Клавдия аппетитно откусывала от горбушки, запивала хлеб редкими глотками. Половину горбушки подложила под подушку. Ночью набегут мыши и усядутся на железной спинке кровати, свесив длинные голые хвосты. Как станут наглеть и полезут по волосам, так нужно хлеб бросать на середину камеры. Мыши сбегут по жидким прутьям, затеют драку.
В окно пробивался лунный свет. Отошел еще день...
— На прогулку! — зычно крикнул дядька Буркин.
— Врача! У нас больная!
Клавдия стояла у железной койки, на которой лежала, натянув грязноватое суконное одеяло, Кетова. Ее черные тоскующие глаза лихорадочно блестели, на впалых щеках полыхал румянец.
В тюрьме свирепствовал тиф, и Клавдия боялась за Кетову.

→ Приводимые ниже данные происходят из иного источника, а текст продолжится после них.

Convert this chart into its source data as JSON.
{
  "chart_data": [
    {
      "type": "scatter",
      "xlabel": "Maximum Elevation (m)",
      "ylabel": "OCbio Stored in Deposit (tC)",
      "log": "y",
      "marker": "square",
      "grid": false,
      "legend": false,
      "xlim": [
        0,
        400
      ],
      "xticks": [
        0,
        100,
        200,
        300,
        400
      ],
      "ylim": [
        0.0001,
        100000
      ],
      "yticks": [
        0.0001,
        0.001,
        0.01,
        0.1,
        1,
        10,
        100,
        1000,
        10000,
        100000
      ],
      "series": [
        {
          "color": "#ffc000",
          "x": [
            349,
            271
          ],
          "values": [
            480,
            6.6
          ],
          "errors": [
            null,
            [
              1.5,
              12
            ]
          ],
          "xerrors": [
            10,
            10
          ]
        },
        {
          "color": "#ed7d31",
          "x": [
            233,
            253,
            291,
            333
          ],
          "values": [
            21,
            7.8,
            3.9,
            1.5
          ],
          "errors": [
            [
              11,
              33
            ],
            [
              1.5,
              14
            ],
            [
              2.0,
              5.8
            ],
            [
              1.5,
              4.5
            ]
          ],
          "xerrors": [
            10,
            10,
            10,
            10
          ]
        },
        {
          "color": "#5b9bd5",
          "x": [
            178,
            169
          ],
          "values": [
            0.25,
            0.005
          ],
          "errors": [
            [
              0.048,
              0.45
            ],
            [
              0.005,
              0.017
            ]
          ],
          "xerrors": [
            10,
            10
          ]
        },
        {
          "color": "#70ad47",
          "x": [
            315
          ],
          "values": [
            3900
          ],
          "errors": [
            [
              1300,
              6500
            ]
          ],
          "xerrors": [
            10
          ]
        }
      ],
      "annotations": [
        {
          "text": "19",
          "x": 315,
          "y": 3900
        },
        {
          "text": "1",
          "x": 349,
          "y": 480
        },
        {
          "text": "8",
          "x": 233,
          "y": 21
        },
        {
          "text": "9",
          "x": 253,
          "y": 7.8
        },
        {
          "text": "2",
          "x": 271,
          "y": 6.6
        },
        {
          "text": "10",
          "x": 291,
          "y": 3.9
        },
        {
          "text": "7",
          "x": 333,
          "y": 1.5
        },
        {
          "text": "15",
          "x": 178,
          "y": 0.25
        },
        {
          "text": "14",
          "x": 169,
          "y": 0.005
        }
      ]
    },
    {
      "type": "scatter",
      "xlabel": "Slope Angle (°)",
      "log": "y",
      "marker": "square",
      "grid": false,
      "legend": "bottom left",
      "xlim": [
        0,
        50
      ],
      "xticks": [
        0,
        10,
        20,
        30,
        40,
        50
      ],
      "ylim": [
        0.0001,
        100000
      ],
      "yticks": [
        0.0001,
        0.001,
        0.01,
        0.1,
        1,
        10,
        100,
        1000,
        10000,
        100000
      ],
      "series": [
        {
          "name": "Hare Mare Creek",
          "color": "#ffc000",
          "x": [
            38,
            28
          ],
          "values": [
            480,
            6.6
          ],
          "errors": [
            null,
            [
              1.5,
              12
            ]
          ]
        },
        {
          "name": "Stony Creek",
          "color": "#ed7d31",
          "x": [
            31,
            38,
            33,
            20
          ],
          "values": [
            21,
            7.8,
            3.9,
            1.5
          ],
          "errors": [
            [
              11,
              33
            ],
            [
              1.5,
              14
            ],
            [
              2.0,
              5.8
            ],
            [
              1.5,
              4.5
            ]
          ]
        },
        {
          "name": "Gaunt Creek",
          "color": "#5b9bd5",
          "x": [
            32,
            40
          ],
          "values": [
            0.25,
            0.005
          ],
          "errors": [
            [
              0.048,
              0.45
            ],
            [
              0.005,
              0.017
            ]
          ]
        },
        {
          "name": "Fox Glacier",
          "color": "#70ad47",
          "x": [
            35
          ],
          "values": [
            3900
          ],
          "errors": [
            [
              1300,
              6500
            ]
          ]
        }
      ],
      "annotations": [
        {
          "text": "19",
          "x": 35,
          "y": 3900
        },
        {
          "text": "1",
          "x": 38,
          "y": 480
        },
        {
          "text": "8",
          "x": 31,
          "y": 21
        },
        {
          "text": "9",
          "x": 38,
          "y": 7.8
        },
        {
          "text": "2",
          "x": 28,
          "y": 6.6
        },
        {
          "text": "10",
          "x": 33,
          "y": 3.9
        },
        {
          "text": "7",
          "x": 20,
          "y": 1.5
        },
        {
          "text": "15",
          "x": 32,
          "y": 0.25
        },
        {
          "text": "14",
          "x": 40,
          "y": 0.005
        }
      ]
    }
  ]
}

— Ксения! Клавдичка! Идите на прогулку! Ведь всего-то пятнадцать минут! А я пока засну. — Кетова постаралась улыбнуться. — Ну, идите, не беспокойтесь обо мне.
— И то правда, — посоветовал Буркин. — Врача все равно не дождетесь. Почти все уголовные свалились.
С надзирателем Буркиным заключенные считались: не злой и не придира. В его дежурство перестукивались почти без помехи, а иной раз и записку просили передать в город, и Буркин не отказывал.
— Прошу вас, идите, — прошептала Кетова.
Низкие облака висели над тюремным двориком. Сыпал частый дождичек. Цветочная клумба — предмет гордости и забот администрации — в этот серенький осенний день показалась Клавдии совсем жалкой: палки георгинов, рахитичные ноготки, побуревшая трава. А ты ходи да ходи вокруг этой дурацкой клумбы как заведенная.
У канцелярии околачивался помощник начальника тюрьмы Ямов. Обрюзгший коротышка, он хмуро следил, как прогуливаются заключенные. На вышке торчал солдат с винтовкой. Все было обычным, но сегодня именно эта тупая обыденщина возмутила Клавдию. Она переглянулась с Ксенией, та все поняла, и они разом повернули назад, изменив маршрут прогулки.
У Ямова брови удивленно шевельнулись. Он помедлил, решив, должно быть, что каторжанки ошиблись. Потом крикнул:
— Ходить по кругу! По кругу!
— Помойная яма-то разоряется, — толкнув Ксению локтем, громко сказала Клавдия. — Нашел лошадей, чтоб гонять...
Ямова точно толкнули. Он мигом очутился посреди дворика.
— Почему нарушаете порядок?
— Какой такой порядок? — усмехнулась Клавдия.
— Прогулка только по кругу! — Левая щека у Ямова задергалась.